Les parents ont été informés lundi qu'un membre du personnel de l’édifice Monseigneur-Comtois de l’école primaire des Bâtisseurs de Trois-Rivières a été testé positif à la COVID-19 lors du week-end dernier.

École des Bâtisseurs: un membre du personnel testé positif

Brigitte Trahan
Brigitte Trahan
Le Nouvelliste
TROIS-RIVIÈRES — Un membre du personnel de l’édifice Monseigneur-Comtois de l’école primaire des Bâtisseurs de Trois-Rivières a été testé positif à la COVID-19 lors du week-end dernier. 

«Dès dimanche, l’information de la Santé publique était transmise à la direction de l’école et était prête à être acheminée aux membres du personnel et aux parents des enfants qui fréquentent l’édifice en question», indique la responsable des communications, Anne-Marie Bellerose.

Cette école, située sur la rue Pintal, accueille des élèves du préscolaire 5 ans, ainsi que de 1er, 2e et 3e cycles.

«La santé publique a pu faire son enquête menant au retrait préventif de deux autres membres du personnel pour une période de 14 jours», précise Mme Bellerose.

«Tant pour les membres du personnel que pour les enfants, la Santé publique recommande de surveiller les symptômes jusqu’au 2 octobre», dit-elle.

Aucune classe n’a été fermée. «Il y a eu un nettoyage approfondi d’un local», ajoute-t-elle.

D’autre part, de l’aide psychologique a été acheminée à l’école Champagnat de La Tuque où, rappelons-le, une élève de 3e secondaire a, malgré toutes les précautions d’usage, été dépistée positive à la COVID-19.

Les parents et le personnel avaient été avisés vendredi dernier et cela a eu pour conséquence que tous les autres élèves de sa classe, trois élèves de classes de 2e, 3e et 4e secondaire ainsi que les membres de sa famille ont été confinés à la maison pour 14 jours.

Le Nouvelliste avait pu s’entretenir avec la mère de la jeune fille, en fin de semaine dernière, laquelle avait affirmé que sa fille n’avait pas de symptômes présageant qu’elle était porteuse. Cette dernière a raconté qu’en voyant le résultat positif du test, elle a dû gérer l’angoisse de sa fille qui craint maintenant d’être identifiée comme ayant apporté la COVID dans son école et d’être pointée du doigt alors qu’elle n’a eu aucun comportement pouvant expliquer comment elle a pu contracter le virus.

C’est en allant se faire tester pour pouvoir aller visiter sa grand-mère sans risquer de lui transmettre l’infection que la jeune fille a appris la mauvaise nouvelle.

La responsable des communications au Centre de services scolaire de l’Énergie, Amélie Germain-Bergeron, indique qu’un psychologue et une psychoéducatrice ont été envoyés à l’école pour l’arrivée des élèves, lundi matin «pour accueillir les réactions potentielles», dit-elle.

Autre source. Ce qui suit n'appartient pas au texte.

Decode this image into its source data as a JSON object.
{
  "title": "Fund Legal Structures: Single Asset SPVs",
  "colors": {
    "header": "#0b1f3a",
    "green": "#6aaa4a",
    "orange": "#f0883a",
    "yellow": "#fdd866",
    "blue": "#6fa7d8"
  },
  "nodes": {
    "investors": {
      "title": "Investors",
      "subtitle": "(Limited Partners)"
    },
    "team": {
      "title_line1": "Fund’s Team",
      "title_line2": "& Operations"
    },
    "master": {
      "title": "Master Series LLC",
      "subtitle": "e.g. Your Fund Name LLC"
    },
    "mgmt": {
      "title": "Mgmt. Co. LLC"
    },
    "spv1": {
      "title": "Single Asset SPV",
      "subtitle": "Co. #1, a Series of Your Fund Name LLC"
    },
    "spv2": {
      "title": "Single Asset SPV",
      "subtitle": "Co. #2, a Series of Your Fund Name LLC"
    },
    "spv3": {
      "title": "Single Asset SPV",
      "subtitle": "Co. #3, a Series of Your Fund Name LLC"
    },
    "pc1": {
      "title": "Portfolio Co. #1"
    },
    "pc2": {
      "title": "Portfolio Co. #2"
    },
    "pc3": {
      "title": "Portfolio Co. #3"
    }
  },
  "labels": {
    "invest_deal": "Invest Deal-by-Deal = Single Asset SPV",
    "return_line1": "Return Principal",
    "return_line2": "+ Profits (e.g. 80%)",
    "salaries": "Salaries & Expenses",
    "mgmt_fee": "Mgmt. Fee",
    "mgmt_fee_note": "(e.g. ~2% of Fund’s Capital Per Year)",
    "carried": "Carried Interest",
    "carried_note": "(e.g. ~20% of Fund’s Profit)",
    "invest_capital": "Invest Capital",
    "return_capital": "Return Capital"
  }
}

«Toute l’équipe-école est en vigie à ce sujet et le personnel pourra accompagner les élèves vers le psychologue ou la psychoéducatrice en cas de besoin», ajoute Mme Germain-Bergeron.

Un soutien psychosocial est également disponible pour l’élève et sa famille. Le psychologue a d’ailleurs établi un lien avec eux.

L’enquête épidémiologique de la Santé publique a fait en sorte que les élèves de la classe du cas positif ont été retenus comme contacts ayant un risque de développer une maladie. Ils ont été retirés de l’école jusqu’au 28 septembre en isolement préventif.

«Aucun membre du personnel n’a été retenu», précise toutefois Mme Germain-Bergeron en assurant que l’école continue de maintenir les mesures sanitaires avec rigueur. «Les mesures de prévention et de contrôle des infections recommandées par la santé publique et mises en place ont été jugées conformes», précise-t-elle.